The attacks are no isolated incidents, according to rights groups. “Christians who live in the eastern part of the DRC are at incredible risk. The region is home to more than 100 armed groups, some of whom specifically target followers of Jesus,” said Open Doors, an advocacy group working in the area.

CHRISTIANS VULNERABLE

“This leaves Christians and churches in this part of the country vulnerable to attacks, including murder, abduction, and sexual violence.”

It also noticed that Church leaders who speak out against the violence “are at risk of being targetted, making it difficult to raise their voices against the atrocities.
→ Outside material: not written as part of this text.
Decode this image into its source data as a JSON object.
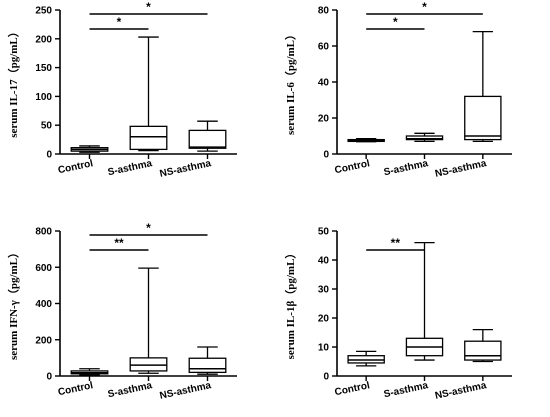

The violence has led to a massive displacement crisis in the DRC, and many believers are among the displaced” in the nation of over 108 million people.

Since the late-2000s, there has been continuing fighting in the east where a United Nations force is struggling to keep the peace, observers say.

The country’s President, Félix Tshisekedi won a second term in the December 2023 elections, but several opposition candidates raised doubt about the fairness of the vote.

About two-thirds of polling stations opened late, while 30 percent of voting machines did not work on the first day of the vote, according to vote observers.

Tshisekedi, who comes from a political dynasty, became president in January 2019 after protracted political wrangling in the wake of a controversial election in December 2018.

He succeeded Joseph Kabila, who had become president when his own father, Laurent, was assassinated in 2001.